If your hope is to maximize your financial aid offer, the 529 plan is best owned by a parent.
Some of you may have read that and thought, “Wait a minute, I heard that assets owned by grandparents aren’t considered on the FAFSA!” That is true, but consider this: up to 5.64% of the assets owned by parents are considered for financial-aid purposes. In comparison, grandparent-owned 529 plans don’t count at all – until a distribution is made. At that time, up to 50% of the money distributed from a grandparent-owned 529 plan is considered for financial-aid purposes.
Example: $10,000 in a parent-owned 529 plan could increase the Expected Family Contribution to college expenses by $564. $10,000 distributed from a grandparent-owned 529 plan would increase the Expected Family Contribution to college expenses for the following year by as much as $5,000.
The Expected Family Contribution may impact the types and amount of financial aid offered and it’s exact impact on your situation will vary based on your family’s financial picture.
Example: For students who are eligible for the Federal Pell Grant (low-income students and families), an increase of $564 in the Expected Family Contribution might reduce their grant by that much. An increase of $5,000 would push them to the top end of grant eligibility. If a student only qualifies for loans in their financial aid package, an increase in their Expected Family Contribution (whether it’s $564 or $5,000), isn’t likely to impact their aid package.
Does your student currently have a grandparent-owned 529 plan?
One way to maximize the tax-advantaged account and minimize its impact on the FAFSA is to coordinate an annual transfer from the grandparent-owned 529 plan to the parent-owned 529 plan, after you file for the FASFA for your student’s freshman year. The first year aid package would not include the 529 asset at all. In the years to come, the FAFSA would simply show that the money was used to pay for college expenses. Therefore, it won’t be reported as income on the form.
Example: 1) Apply for the FAFSA October 2018. 2) Once your student receives their aid package, transfer the amount of one-year of qualified expenses (around $25k for in-state public school) from a grandparent-owned 529 to a parent-owned 529. Pay expenses from this account throughout the year, ideally ending the school year with very little left in the parent-owned 529 plan. 3) Next fall, repeat the process.

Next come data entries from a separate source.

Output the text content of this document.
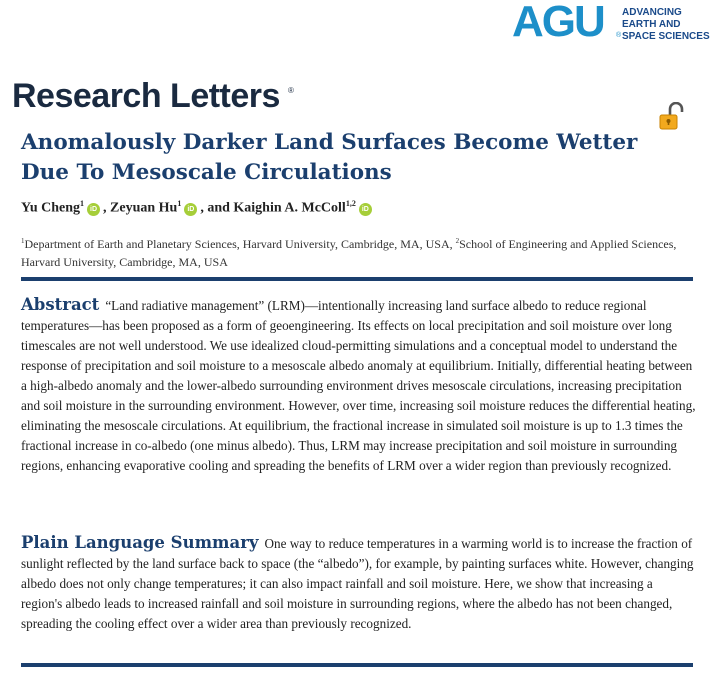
AGU ®
ADVANCING
EARTH AND
SPACE SCIENCES
Research Letters ®
Anomalously Darker Land Surfaces Become Wetter Due To Mesoscale Circulations
Yu Cheng$^1$iD , Zeyuan Hu$^1$iD , and Kaighin A. McColl$^{1,2}$iD
$^1$Department of Earth and Planetary Sciences, Harvard University, Cambridge, MA, USA, $^2$School of Engineering and Applied Sciences, Harvard University, Cambridge, MA, USA
Abstract “Land radiative management” (LRM)—intentionally increasing land surface albedo to reduce regional temperatures—has been proposed as a form of geoengineering. Its effects on local precipitation and soil moisture over long timescales are not well understood. We use idealized cloud-permitting simulations and a conceptual model to understand the response of precipitation and soil moisture to a mesoscale albedo anomaly at equilibrium. Initially, differential heating between a high-albedo anomaly and the lower-albedo surrounding environment drives mesoscale circulations, increasing precipitation and soil moisture in the surrounding environment. However, over time, increasing soil moisture reduces the differential heating, eliminating the mesoscale circulations. At equilibrium, the fractional increase in simulated soil moisture is up to 1.3 times the fractional increase in co-albedo (one minus albedo). Thus, LRM may increase precipitation and soil moisture in surrounding regions, enhancing evaporative cooling and spreading the benefits of LRM over a wider region than previously recognized.
Plain Language Summary One way to reduce temperatures in a warming world is to increase the fraction of sunlight reflected by the land surface back to space (the “albedo”), for example, by painting surfaces white. However, changing albedo does not only change temperatures; it can also impact rainfall and soil moisture. Here, we show that increasing a region's albedo leads to increased rainfall and soil moisture in surrounding regions, where the albedo has not been changed, spreading the cooling effect over a wider area than previously recognized.
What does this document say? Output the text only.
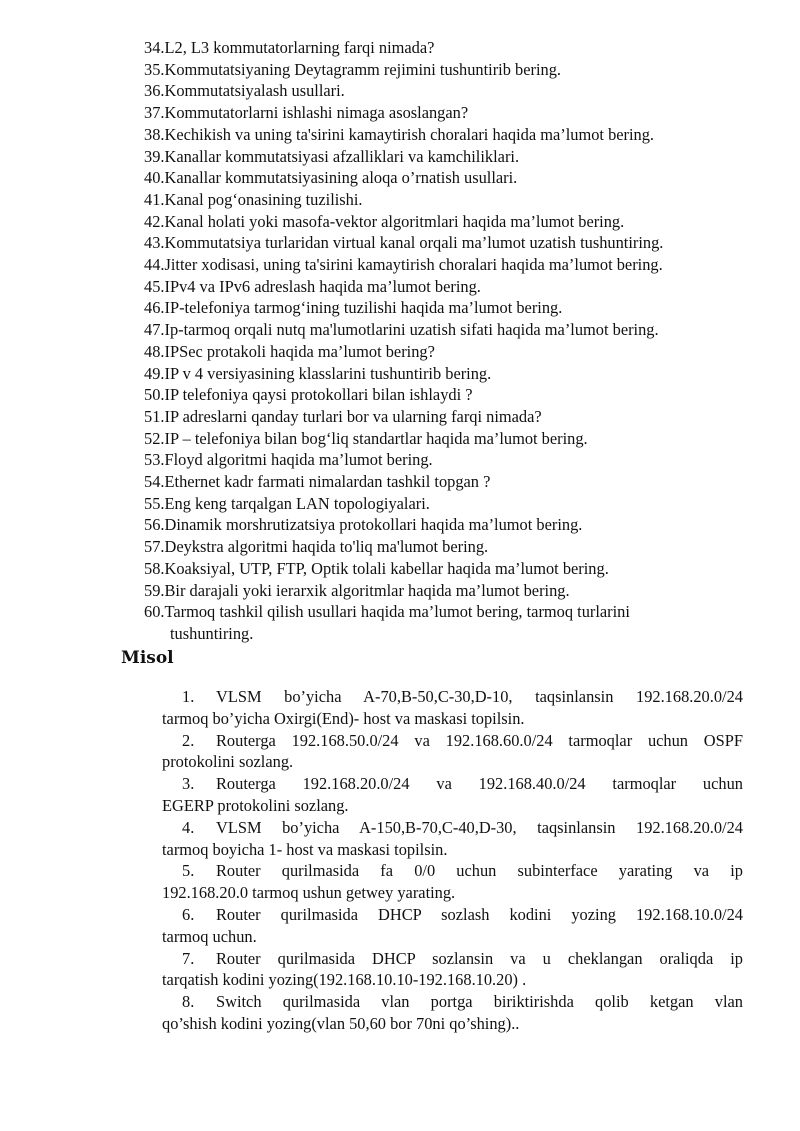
34.L2, L3 kommutatorlarning farqi nimada?
35.Kommutatsiyaning Deytagramm rejimini tushuntirib bering.
36.Kommutatsiyalash usullari.
37.Kommutatorlarni ishlashi nimaga asoslangan?
38.Kechikish va uning ta'sirini kamaytirish choralari haqida ma’lumot bering.
39.Kanallar kommutatsiyasi afzalliklari va kamchiliklari.
40.Kanallar kommutatsiyasining aloqa o’rnatish usullari.
41.Kanal pog‘onasining tuzilishi.
42.Kanal holati yoki masofa-vektor algoritmlari haqida ma’lumot bering.
43.Kommutatsiya turlaridan virtual kanal orqali ma’lumot uzatish tushuntiring.
44.Jitter xodisasi, uning ta'sirini kamaytirish choralari haqida ma’lumot bering.
45.IPv4 va IPv6 adreslash haqida ma’lumot bering.
46.IP-telefoniya tarmog‘ining tuzilishi haqida ma’lumot bering.
47.Ip-tarmoq orqali nutq ma'lumotlarini uzatish sifati haqida ma’lumot bering.
48.IPSec protakoli haqida ma’lumot bering?
49.IP v 4 versiyasining klasslarini tushuntirib bering.
50.IP telefoniya qaysi protokollari bilan ishlaydi ?
51.IP adreslarni qanday turlari bor va ularning farqi nimada?
52.IP – telefoniya bilan bog‘liq standartlar haqida ma’lumot bering.
53.Floyd algoritmi haqida ma’lumot bering.
54.Ethernet kadr farmati nimalardan tashkil topgan ?
55.Eng keng tarqalgan LAN topologiyalari.
56.Dinamik morshrutizatsiya protokollari haqida ma’lumot bering.
57.Deykstra algoritmi haqida to'liq ma'lumot bering.
58.Koaksiyal, UTP, FTP, Optik tolali kabellar haqida ma’lumot bering.
59.Bir darajali yoki ierarxik algoritmlar haqida ma’lumot bering.
60.Tarmoq tashkil qilish usullari haqida ma’lumot bering, tarmoq turlarini
tushuntiring.
Misol
1. VLSM bo’yicha A-70,B-50,C-30,D-10, taqsinlansin 192.168.20.0/24
tarmoq bo’yicha Oxirgi(End)- host va maskasi topilsin.
2. Routerga 192.168.50.0/24 va 192.168.60.0/24 tarmoqlar uchun OSPF
protokolini sozlang.
3. Routerga 192.168.20.0/24 va 192.168.40.0/24 tarmoqlar uchun
EGERP protokolini sozlang.
4. VLSM bo’yicha A-150,B-70,C-40,D-30, taqsinlansin 192.168.20.0/24
tarmoq boyicha 1- host va maskasi topilsin.
5. Router qurilmasida fa 0/0 uchun subinterface yarating va ip
192.168.20.0 tarmoq ushun getwey yarating.
6. Router qurilmasida DHCP sozlash kodini yozing 192.168.10.0/24
tarmoq uchun.
7. Router qurilmasida DHCP sozlansin va u cheklangan oraliqda ip
tarqatish kodini yozing(192.168.10.10-192.168.10.20) .
8. Switch qurilmasida vlan portga biriktirishda qolib ketgan vlan
qo’shish kodini yozing(vlan 50,60 bor 70ni qo’shing)..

Whether or not this strategy benefits your family will depend on the assets, income and size of your household. If you want to get a better handle on the specifics of your Expected Family Contribution (EFC), click here to review the formula guide, or visit with your college’s financial aid department. In addition to the EFC details, you’ll want to assure that your state’s 529 plan allows periodic transfers and assure both plans are in the same state to avoid state income-tax issues.

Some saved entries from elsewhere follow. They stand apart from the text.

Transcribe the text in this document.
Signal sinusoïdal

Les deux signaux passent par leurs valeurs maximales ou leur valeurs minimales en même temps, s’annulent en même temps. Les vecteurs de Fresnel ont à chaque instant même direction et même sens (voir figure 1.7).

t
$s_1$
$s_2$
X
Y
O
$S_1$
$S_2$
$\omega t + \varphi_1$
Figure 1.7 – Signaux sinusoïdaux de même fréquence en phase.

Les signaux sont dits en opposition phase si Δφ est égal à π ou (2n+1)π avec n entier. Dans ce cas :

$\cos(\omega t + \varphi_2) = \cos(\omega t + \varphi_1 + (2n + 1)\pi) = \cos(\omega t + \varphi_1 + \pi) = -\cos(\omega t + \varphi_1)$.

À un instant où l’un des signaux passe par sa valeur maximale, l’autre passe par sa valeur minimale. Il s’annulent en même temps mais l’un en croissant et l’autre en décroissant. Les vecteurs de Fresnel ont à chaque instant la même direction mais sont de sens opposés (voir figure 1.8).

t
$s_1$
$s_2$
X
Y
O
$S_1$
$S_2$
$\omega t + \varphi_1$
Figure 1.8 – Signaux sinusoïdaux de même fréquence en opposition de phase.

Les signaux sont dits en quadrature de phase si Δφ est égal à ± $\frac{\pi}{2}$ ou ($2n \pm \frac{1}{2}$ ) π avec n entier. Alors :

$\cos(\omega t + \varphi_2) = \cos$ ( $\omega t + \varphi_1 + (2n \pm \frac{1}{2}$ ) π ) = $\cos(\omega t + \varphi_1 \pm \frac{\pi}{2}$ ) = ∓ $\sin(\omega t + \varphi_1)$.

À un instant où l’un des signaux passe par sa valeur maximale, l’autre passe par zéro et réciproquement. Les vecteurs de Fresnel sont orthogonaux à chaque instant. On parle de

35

(Note: If you are an owner of an Oregon College Savings Plan 529 account, there are some administrative changes afoot that will impact your plan in the very near future. Click here for more detail.)
Another option for grandparent-owned 529 plans is to wait until the student has two years of school left to distribute from the 529 plan.
Since the FASFA has a 2 year look-back to review income and assets in considering the aid package they will offer, distributions from the grandparent-owned 529 will not be included in their junior or senior aid packages.
This plan too requires attention. Don’t let your effort to maximize the financial aid package hinder you from utilizing the 529 funds for their intended purpose. Even the most carefully crafted financial aid package won’t feel so great if your student still has funds in their 529 at graduation!
Proceed with Caution
Obviously, these strategies take planning that you may not have the time to tackle. In these cases, it may be easiest just to roll the plan from the grandparent to the parent (if your plan allows it; some don’t), perhaps after the first year of college.
If you’re wondering what strategy is best for you and your student, give us a call. We’re here to help.
Bonus tip: You may have heard that the recent tax reform changes now allow 529 plans to be used for K-12 private-school tuition. It’s true that $10,000/year can be withdrawn from a 529 plan to pay for these expenses without incurring federal taxation or penalty; however, in many states (including Oregon), they are subject to state tax. This certainly has an impact on the tax-advantaged growth so we encourage you to take care and get professional advice when making withdrawals for these types of expenses.